Today we have a sneak peek of Author Peter Green’s new mystery novel, Crimes of Design.
When architect Patrick MacKenna discovers the dead body of his staunchest advocate on the site of his controversial new town project, within hours he’s a murder suspect. As attacks against the infrastructure increase, he wonders who, in his nether world of conniving colleagues, land speculators, newsmongers, venal politicians, bored bureaucrats and greedy contractors, is attacking his city, and why?
Aided by Meg Stewart, the developer’s project manager, who must overcome her own troubled past to help Patrick and win his heart, MacKenna reluctantly accepts the aid of Assistant U.S. Attorney Adam Reiner and tough, sexy FBI Agent Bobbi Romano to scour St. Louis’s underbelly and chase through Mexico and the Mississippi valley to run down the plotters. But Patrick must still confront a ruthless killer to save his city, his family, his career and his very life.
Here is an excerpt from Crimes of Design…
Part I: Unnatural Designs
It was the last thing Patrick McKenna expected—the final vestige of a life well lived, drenched and still, soaking in a concrete tomb.

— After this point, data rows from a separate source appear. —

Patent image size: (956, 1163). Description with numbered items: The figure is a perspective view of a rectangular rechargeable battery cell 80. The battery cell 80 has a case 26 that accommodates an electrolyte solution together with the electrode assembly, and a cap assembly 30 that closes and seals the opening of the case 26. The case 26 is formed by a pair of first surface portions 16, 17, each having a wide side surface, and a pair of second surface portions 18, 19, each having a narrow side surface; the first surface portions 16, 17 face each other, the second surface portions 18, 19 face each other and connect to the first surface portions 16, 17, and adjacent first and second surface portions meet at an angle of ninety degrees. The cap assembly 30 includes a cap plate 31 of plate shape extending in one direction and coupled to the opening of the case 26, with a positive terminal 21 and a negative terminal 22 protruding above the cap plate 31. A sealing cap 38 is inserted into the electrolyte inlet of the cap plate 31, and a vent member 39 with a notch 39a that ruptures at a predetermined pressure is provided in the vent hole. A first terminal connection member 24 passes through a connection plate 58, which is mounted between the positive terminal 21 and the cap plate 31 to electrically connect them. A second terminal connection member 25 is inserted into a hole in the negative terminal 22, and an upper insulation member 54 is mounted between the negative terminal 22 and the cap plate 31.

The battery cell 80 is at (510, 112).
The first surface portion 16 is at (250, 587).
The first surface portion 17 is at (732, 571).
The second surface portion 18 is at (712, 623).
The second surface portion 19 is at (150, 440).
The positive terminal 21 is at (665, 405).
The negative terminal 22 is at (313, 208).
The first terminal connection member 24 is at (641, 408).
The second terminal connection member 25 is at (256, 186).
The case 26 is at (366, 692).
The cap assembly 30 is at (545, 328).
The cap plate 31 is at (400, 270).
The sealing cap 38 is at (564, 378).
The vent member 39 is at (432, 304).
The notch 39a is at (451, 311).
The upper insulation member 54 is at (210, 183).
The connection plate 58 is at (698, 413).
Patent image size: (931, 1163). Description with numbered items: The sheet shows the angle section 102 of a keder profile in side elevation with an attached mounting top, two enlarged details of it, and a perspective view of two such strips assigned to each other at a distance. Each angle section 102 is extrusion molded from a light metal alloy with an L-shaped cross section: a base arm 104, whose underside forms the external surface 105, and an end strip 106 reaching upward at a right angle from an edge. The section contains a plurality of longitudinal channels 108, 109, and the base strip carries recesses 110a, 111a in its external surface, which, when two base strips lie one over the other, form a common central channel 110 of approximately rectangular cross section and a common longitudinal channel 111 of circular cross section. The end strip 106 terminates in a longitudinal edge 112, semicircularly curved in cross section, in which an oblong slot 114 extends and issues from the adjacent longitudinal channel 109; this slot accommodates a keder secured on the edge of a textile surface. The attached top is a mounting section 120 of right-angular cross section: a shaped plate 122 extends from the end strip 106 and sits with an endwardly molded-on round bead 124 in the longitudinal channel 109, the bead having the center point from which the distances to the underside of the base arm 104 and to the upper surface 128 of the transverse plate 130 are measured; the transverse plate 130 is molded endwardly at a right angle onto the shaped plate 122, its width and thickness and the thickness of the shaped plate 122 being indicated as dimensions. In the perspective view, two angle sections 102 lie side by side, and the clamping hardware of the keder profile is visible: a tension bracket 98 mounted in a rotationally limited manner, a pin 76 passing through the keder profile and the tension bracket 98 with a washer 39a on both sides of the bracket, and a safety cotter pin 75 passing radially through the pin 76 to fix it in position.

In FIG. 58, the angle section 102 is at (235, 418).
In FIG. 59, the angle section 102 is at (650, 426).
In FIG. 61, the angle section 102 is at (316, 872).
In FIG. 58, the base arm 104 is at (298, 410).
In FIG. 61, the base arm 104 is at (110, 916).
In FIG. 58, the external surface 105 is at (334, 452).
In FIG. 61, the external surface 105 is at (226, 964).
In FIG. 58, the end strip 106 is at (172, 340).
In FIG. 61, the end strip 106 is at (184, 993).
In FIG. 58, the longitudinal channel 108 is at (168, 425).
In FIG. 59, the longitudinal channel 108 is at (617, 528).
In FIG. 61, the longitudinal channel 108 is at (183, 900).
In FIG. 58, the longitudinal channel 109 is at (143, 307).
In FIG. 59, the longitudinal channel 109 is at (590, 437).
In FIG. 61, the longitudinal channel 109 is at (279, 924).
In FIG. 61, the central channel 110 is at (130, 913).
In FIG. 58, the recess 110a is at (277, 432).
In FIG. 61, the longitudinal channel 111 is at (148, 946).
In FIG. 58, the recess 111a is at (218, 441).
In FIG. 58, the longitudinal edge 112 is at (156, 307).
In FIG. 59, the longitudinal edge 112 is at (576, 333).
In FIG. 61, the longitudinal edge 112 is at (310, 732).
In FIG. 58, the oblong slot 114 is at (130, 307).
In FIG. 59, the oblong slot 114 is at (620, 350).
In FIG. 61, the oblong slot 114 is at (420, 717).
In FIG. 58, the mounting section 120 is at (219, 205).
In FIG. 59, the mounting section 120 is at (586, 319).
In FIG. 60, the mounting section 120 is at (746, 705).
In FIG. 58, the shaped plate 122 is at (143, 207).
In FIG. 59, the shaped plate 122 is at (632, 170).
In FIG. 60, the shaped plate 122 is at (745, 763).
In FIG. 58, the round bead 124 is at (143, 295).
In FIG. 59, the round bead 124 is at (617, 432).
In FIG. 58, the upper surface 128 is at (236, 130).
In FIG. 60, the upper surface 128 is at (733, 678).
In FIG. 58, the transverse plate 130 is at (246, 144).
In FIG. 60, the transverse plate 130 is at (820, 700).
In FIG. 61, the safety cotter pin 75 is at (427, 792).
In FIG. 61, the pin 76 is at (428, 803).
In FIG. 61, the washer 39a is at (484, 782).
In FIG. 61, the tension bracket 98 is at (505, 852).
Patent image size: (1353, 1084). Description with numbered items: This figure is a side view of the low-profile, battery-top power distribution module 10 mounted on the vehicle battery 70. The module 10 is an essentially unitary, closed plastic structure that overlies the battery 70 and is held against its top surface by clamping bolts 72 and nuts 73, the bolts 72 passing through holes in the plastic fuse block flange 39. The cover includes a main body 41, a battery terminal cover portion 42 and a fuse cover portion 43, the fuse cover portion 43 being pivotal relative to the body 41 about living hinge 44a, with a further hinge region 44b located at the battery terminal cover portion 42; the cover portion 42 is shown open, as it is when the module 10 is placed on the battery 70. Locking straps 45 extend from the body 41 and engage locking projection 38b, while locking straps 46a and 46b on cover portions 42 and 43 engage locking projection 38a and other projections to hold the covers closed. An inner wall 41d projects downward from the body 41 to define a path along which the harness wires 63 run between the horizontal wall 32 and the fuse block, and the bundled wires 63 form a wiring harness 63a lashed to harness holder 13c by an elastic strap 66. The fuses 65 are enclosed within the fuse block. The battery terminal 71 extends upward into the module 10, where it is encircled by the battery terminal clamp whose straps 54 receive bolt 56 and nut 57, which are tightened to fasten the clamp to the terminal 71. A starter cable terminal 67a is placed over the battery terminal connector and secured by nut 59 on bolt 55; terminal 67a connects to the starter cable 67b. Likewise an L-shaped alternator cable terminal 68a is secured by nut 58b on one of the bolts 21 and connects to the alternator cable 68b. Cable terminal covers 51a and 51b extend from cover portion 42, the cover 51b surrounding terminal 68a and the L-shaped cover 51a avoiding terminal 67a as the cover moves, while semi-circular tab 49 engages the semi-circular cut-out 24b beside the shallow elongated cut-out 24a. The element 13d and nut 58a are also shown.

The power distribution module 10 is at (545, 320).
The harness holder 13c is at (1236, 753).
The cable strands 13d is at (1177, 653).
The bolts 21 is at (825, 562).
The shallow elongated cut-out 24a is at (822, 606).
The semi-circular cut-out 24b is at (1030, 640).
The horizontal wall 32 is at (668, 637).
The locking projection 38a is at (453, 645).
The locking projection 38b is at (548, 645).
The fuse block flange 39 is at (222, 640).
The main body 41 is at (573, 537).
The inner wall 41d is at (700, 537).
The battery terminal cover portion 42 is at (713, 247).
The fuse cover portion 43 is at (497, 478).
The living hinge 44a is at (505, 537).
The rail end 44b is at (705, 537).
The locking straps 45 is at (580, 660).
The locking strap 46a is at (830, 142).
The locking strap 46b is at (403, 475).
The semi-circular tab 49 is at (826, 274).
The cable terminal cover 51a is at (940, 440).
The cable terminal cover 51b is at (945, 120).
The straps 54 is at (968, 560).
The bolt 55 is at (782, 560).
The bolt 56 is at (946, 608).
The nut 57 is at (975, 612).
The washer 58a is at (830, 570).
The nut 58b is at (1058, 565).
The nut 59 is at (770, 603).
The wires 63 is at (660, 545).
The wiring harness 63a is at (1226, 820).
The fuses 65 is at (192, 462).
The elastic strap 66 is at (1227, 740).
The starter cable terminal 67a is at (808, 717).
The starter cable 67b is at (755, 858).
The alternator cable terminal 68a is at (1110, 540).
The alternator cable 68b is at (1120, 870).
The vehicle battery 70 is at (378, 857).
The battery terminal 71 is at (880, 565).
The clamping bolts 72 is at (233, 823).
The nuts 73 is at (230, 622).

His forehead dented, hair matted with blood, familiar old grey suit clinging to his legs, his colleague lay face up in the bilge of his project’s storm water pumping station, snatched from his family and friends without a kiss, a hug—not even a chance to say goodbye. With great effort Patrick lifted his friend by the shoulders and hugged him, his tears mingling with the splash.
What might he have said to Patrick, his friend, his confidante?
They don’t like this project, Pat. Don’t let them get away with this. Stop them.
“Who? Who are they, and why?” Patrick’s words echoed off the concrete walls.
But he didn’t answer, and he never would.
Dammit, this man deserved better. Dammit, we all did.
Patrick might have expected trouble after last Friday’s blowup.
As he had headed eastward toward downtown St. Louis, a mantle of gray brooded overhead, hiding the misdeeds of men from the gods. This summer of endless rain—the Corps of Engineers said the floods might even beat 1993—had threatened levees, shortened tempers and deepened Patrick’s funk.
Despite his best efforts, he arrived at the Corps offices late. By the time he entered the conference room the meeting was in full swing.
Each person in the room was righteous. But as he now saw it, only one of them was right.
“This project will provide new jobs and growth for the city,” harped Doug Marsh, Patrick’s developer client.
“Your planning is like rearranging deck chairs on the Titanic,” fretted Brooke Ford, chief hydrologist. “You’re putting everyone at risk behind a levee that might not meet strict Corps standards—it could fail.” She was responsible for approving their flood protection system. “And I don’t relish the fight with that hippie Steven Mueller and his cronies over so-called damage to the river’s ecology.”
“This project will be good for the environment,” Patrick insisted. “Design with nature, reduced auto traffic, less air pollution and a short walk to work, school and shopping.”
Undeterred, she rattled on. “Besides, you’ve jumped the gun by starting construction. It will take us several months to review your plans, gather the comments from a half dozen other federal agencies and issue the levee permit.”
“You’ll kill the project,” Doug said. “My interest cost runs thousands every day.”
As Patrick’s Irish father would say, it was like having four Germans around a table—you had four political parties.
Except that the fourth person in the room was Mayhew Woods. . .
“Now folks, we all want this project,” Mayhew said. His bulldog jowls flapping, he emitted gruff tones from deep within his unassuming, bulky form, clad in a baggy business suit. “Our city needs growth. Patrick will provide a state-of-the-art urban design. And the Corps’s mission is to support local sponsors with environmentally sound, economically feasible programs. Let’s cool off over the weekend. Next week we’ll hammer out a solution that works for all concerned.”
And so their Come to Jesus meeting was planned for nine o’clock on Monday morning.